National Hot Chocolate Day – Jan 31

Could YOU endure the #switch to hot chocolate for a day?! We double-dog dare you to try! 😂 #NationalHotChocolateDay

National Hot Chocolate Day fittingly takes place in winter, as the drink is often associated with cold weather. Although the names “hot chocolate” and “hot cocoa” are often used interchangeably, there technically is a difference between the two. This difference is not legal, however, and the two are often mislabeled at stores, most often with hot cocoa being labeled as hot chocolate. The difference lies in that hot chocolate contains cocoa butter, and hot cocoa does not. Hot cocoa uses cocoa powder that is made by removing cocoa butter from ground cocoa beans. Hot chocolate is made from bar chocolate, which has cocoa powder, sugar, and cocoa butter in it. These differences give both their distinct flavor and texture. Hot cocoa is thinner and more chocolatey but is less rich. The richness in hot chocolate comes from the higher fat content, which comes from the cocoa butter.

The first chocolate beverage is thought to have been created by the Mayans around 500 BCE, although some believe chocolate drinks predate them. The Mayans ground cocoa seeds into a paste and mixed it with ingredients such as water, chili peppers, and cornmeal; this was drunk cold. By 1,400 CE, a cocoa beverage called xocōlātl was important to the Aztecs. It was seen as having an acquired taste because sugar had not yet been introduced to the Americas. Nonetheless, in the following century, the recently arrived Spaniards began drinking it. It was also served cold and was flavored with vanilla and spices. Xocōlātl became popular in Europe after being introduced there; Hernán Cortés brought cocoa beans and chocolate drink making equipment back with him to Spain in 1528. In Europe, it became an expensive drink of the upper class, as cocoa beans still only grew in the Americas.

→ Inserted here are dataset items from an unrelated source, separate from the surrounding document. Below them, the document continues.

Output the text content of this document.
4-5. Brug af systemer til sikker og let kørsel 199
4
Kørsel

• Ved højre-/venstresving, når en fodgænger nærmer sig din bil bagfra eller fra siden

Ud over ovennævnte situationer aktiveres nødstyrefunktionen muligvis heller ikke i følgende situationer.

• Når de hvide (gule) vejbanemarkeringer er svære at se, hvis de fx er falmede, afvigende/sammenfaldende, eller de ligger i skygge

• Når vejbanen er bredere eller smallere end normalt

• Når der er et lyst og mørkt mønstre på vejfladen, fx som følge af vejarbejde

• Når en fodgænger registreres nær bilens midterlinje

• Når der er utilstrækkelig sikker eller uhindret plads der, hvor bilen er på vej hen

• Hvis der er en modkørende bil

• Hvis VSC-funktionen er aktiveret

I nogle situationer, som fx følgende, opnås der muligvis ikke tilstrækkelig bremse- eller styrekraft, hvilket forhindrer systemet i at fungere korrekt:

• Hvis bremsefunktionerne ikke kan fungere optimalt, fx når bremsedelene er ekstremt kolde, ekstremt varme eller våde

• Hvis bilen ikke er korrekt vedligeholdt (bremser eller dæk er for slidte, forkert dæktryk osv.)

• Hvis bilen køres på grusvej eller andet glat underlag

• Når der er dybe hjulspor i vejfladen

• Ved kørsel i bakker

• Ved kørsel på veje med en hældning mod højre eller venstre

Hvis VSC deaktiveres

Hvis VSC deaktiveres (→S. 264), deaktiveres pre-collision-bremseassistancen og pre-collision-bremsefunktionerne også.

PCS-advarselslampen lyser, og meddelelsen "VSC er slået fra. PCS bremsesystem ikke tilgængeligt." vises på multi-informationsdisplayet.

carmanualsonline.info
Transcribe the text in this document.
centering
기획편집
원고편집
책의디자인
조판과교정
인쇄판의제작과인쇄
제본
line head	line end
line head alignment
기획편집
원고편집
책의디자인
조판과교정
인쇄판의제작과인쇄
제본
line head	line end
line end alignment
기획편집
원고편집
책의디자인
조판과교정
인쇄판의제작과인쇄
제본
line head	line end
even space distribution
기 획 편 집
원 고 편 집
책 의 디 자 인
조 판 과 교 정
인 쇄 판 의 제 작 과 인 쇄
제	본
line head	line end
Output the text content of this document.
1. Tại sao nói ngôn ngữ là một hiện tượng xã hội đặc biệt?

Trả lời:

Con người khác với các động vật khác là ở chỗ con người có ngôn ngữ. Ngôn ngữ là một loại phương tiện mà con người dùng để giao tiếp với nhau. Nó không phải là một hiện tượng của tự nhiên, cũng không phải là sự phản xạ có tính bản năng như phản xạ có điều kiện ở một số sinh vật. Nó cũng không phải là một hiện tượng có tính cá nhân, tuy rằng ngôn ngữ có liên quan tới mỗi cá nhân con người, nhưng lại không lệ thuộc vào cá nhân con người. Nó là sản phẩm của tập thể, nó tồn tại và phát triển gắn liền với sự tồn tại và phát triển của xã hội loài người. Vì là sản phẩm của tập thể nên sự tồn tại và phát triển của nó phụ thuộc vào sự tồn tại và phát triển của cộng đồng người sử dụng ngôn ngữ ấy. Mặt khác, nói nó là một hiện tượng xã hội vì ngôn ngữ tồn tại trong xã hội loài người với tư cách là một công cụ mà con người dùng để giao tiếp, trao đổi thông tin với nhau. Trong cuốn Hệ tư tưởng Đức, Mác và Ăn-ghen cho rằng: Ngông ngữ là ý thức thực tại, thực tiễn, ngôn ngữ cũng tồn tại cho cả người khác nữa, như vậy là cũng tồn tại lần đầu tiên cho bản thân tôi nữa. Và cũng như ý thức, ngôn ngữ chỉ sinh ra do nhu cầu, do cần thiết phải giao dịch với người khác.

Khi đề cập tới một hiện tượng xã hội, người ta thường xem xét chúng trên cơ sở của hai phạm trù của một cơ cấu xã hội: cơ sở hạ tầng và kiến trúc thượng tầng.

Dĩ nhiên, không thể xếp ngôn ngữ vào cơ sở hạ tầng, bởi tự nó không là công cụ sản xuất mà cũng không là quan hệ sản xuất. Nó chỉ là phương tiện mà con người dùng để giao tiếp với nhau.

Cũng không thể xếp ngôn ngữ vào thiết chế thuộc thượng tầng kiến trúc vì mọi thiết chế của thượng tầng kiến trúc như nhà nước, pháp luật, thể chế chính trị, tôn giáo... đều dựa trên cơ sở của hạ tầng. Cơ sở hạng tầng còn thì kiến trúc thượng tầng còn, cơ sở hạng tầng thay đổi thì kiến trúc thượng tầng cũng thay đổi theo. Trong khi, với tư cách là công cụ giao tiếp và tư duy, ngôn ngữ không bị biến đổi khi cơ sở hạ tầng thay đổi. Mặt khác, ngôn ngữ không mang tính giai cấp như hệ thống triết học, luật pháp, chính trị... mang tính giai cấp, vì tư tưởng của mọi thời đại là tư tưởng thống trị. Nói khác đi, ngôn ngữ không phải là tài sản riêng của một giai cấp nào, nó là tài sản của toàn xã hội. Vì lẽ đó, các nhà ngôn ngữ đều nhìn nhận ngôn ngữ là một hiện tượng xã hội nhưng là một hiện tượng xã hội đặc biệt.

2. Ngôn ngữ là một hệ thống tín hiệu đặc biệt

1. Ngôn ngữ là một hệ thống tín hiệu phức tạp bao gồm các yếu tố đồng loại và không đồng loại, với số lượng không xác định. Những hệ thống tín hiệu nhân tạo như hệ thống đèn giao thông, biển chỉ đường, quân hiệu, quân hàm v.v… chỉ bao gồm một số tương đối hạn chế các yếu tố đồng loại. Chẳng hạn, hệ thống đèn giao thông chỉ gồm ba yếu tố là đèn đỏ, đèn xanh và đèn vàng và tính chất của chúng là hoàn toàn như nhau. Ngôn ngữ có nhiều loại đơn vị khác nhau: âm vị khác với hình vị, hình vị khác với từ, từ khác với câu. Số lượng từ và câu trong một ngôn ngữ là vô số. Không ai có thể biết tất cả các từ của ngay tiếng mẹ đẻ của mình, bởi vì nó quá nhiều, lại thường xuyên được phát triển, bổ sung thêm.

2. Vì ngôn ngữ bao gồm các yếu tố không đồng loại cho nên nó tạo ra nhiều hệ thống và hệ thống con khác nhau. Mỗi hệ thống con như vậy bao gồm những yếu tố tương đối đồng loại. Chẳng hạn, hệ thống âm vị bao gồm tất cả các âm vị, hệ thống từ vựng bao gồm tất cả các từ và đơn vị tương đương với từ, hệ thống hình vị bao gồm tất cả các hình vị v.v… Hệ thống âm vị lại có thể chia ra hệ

It’s not exactly known when cocoa first began being served hot, but there is a reference to it first being done so by at least the late sixteenth century. In 1828, the first cocoa powder producing machine was made. It separated cocoa butter from cocoa seeds, leaving purer chocolate powder behind. This made the powder easier to stir into milk and water, giving it a consistency similar to the instant cocoa powder of today. It was also at this time that the discovery of solid chocolate was made, when low amounts of cocoa powder were mixed with cocoa butter. This led to the creation of hot chocolate.